Angelina Jolie wants us to talk about rape, but not in the Western-centric, man-blaming, feminist-professor way of the chattering classes.
She would like us to move beyond insular #YesAllWomen Twitter outrage to a global perspective with a broader, wiser understanding of the evils of human nature and the ability to overcome that evil with good.
Getting from Angelina Jolie made a movie about metaphorically surviving rape to “this hashtag offends me more than rape does” is a weird, convoluted little journey only a wingnut could make.
Also, I’m not sure Angelina Jolie wants fuck-all to do with Ms. Cusey’s bizarre little tantrum. I imagine what Angelina Jolie wants is for us to acknowledge that there are women who face egregious sexism and rape and who have even less agency than Western women. I doubt she wants to pit Western women against all other women. Then again, who knows? I can’t see into Jolie’s head or heart. For all know, she is an incredibly awful person who likes raisins and named her child “Shiloh.” Oh wait, she did that second thing.
“We must send a message around the world that there is no disgrace in being a survivor of sexual violence—that the shame is on the aggressor…We need to shatter that impunity and make justice the norm, not the exception, for these crimes,” Jolie said. “I have met survivors from Afghanistan to Somalia and they are just like us, with one crucial difference: We live in safe countries, with doctors we can go to when we’re hurt, police we can turn to when we’re wronged and institutions that protect us.”
This sounds like an extremely well-meaning but naive quote from Jolie. If Western women often have positive experiences reporting rape and abuse, it’s certainly not something that’s been well-documented. However, women having terrible experiences reporting rape/abuse/harassment has been rather well-documented.

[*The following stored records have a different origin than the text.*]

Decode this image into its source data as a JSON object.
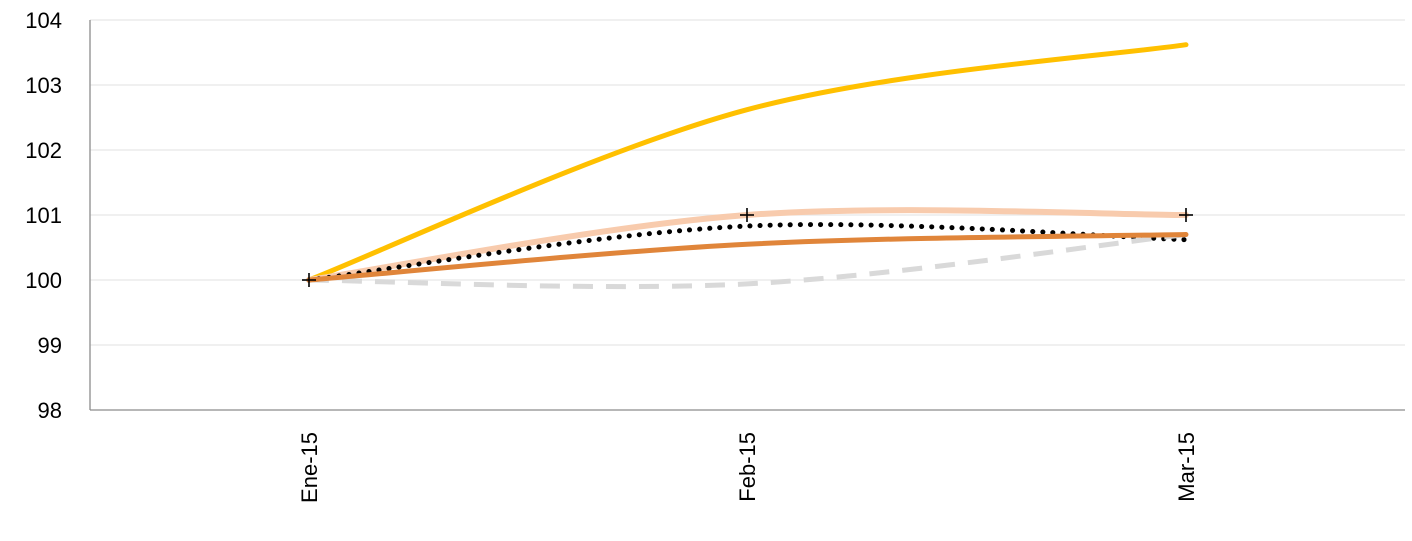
{
  "chart_data": {
    "type": "line",
    "categories": [
      "Ene-15",
      "Feb-15",
      "Mar-15"
    ],
    "ylim": [
      98,
      104
    ],
    "yticks": [
      "98",
      "99",
      "100",
      "101",
      "102",
      "103",
      "104"
    ],
    "grid": true,
    "legend": "none",
    "series": [
      {
        "values": [
          100.0,
          102.62,
          103.62
        ],
        "color": "#FFC000",
        "style": "solid"
      },
      {
        "values": [
          100.0,
          101.0,
          101.0
        ],
        "color": "#F8CBAD",
        "style": "solid"
      },
      {
        "values": [
          100.0,
          100.83,
          100.62
        ],
        "color": "#000000",
        "style": "dotted"
      },
      {
        "values": [
          100.0,
          99.94,
          100.7
        ],
        "color": "#D9D9D9",
        "style": "dashed"
      },
      {
        "values": [
          100.0,
          100.55,
          100.7
        ],
        "color": "#E0853A",
        "style": "solid"
      }
    ],
    "markers": [
      {
        "category": "Ene-15",
        "value": 100.0
      },
      {
        "category": "Feb-15",
        "value": 101.0
      },
      {
        "category": "Mar-15",
        "value": 101.0
      }
    ]
  }
}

That being said, certainly most of us have far more agency than your average Somalian. But comparing ourselves favorably to Somalian women seems to me like setting an ankle-bruising bar. Surely we can do better.
In other words, Western women have what many women around the world do not: Tools to fight back. That’s hardly the word from the #YesAllWomen crowd.
Having tools and having good tools that actually work are two different things. I would argue that many Western women have been shortchanged in this area. It’s gonna be hard for me to fix a leaky pipe with this:
I leave you with an excellent comment I found Roy’s place, which nutshells this idiocy beautifully:
Pff, these jerky feminists, with their civilization that’s too advanced, smugly demanding there be no rape! Why don’t they ever tweet about how great it is to have universally noble cops and problem-solving rape kits?? Ungrateful bitches!
Look, Western civilization is perfect as is. But it’s also fragile. And if these bitches try to make it perfecter by reducing rape — angrily! — then we will topple, as we will have committed civilization’s gravest sin: Refusal to accept a certain amount of rape while tweeting heartfelt appreciation for how it could be worse.
UPDATE…another great comment from Matt:
By Ms. Cusey’s standard, does that mean the American Christianists should STFU about how “persecuted” they are, since there are other members of their religion being *killed* overseas? Or is the argument that being called a bigot after they go on a rant about how terrible “TEH GHEYZ” are somehow supposed to be worse than being killed?